U.S. and Mexico need to smooth out sweetener trade

PARK CITY, Utah (Reuters) - The U.S. and Mexico must eliminate possible distortions in sweetener trade between them caused by a free trade pact, a senior U.S. sugar industry official said.

Under the terms of the North American Free Trade Agreement (NAFTA), the U.S. and Mexico can transport unlimited amounts of sugar to one another. It started in 2008.

“If either market is oversupplied, it would be disastrous for producers and government costs,” Jack Roney, director of economics and policy analysis in industry group American Sugar Alliance, told Reuters at the start of the group’s annual meeting.

He said there is a need for both nations to develop and share data so they can “anticipate each country’s needs and avoid a disaster.”

Last year, the United States relied heavily on Mexico to meet a shortage of the sweetener especially after a sugar refinery in Georgia reduced available supply by up to a month.

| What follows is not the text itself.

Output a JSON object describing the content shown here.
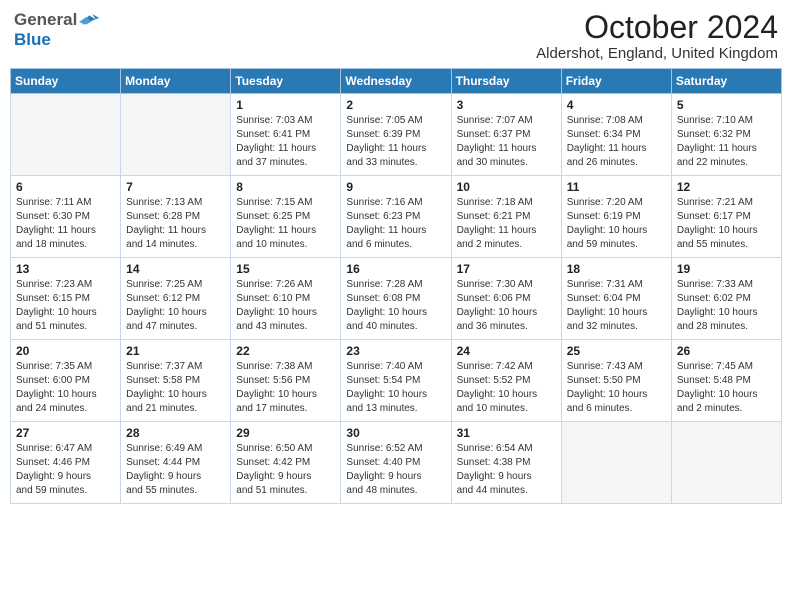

NAFTA led to the creation of the world’s largest sweetener market, with total usage of over 15 million tons of sugar and around 10 million tons of corn sweetener.

Sugar merchant Czarnikow said in a monthly report released last month that U.S. and Mexican authorities would need to structure import programs to mitigate a shortfall in the combined regional market.

Roney said what happened last year is that Mexico sent to the U.S. around “1.3 million short tons of sugar...but are apparently shorting their market and will have to import world market sugar to balance their market.”

He explained, “If they could have anticipated their needs better, they probably would not have sent excessive amounts to the U.S.”

According to the U.S. Agriculture Department’s monthly supply/demand report, Mexico’s sugar exports in 2008/09 reached 1.18 million short tons.

Analysts said the Mexicans would prefer exporting sugar to its neighbor because it would fetch higher prices in the United States. They can then turn around and buy cheaper sugar on the world market.

On average, U.S. domestic sugar prices would range from 20 to 22 U.S. cents per lb while the world sugar market price is running at around 18 U.S. cents and has traded recently as low at 14 cents.

“The ‘substitution’ problem is the biggest flaw. Mexico could send all its production to us and backfill with world market imports. We could do the same to Mexico,” said Roney.

The ASA official said that no free trade agreement the U.S. has with countries like Peru, Chile, Singapore, and Colombia among others allow such a substitution program.

Roney said governments in the U.S. and Mexico “appear to agree this is a flaw. That’s a big first step.”

The other challenges facing the U.S. sugar industry would be rising production costs and nearly flat prices.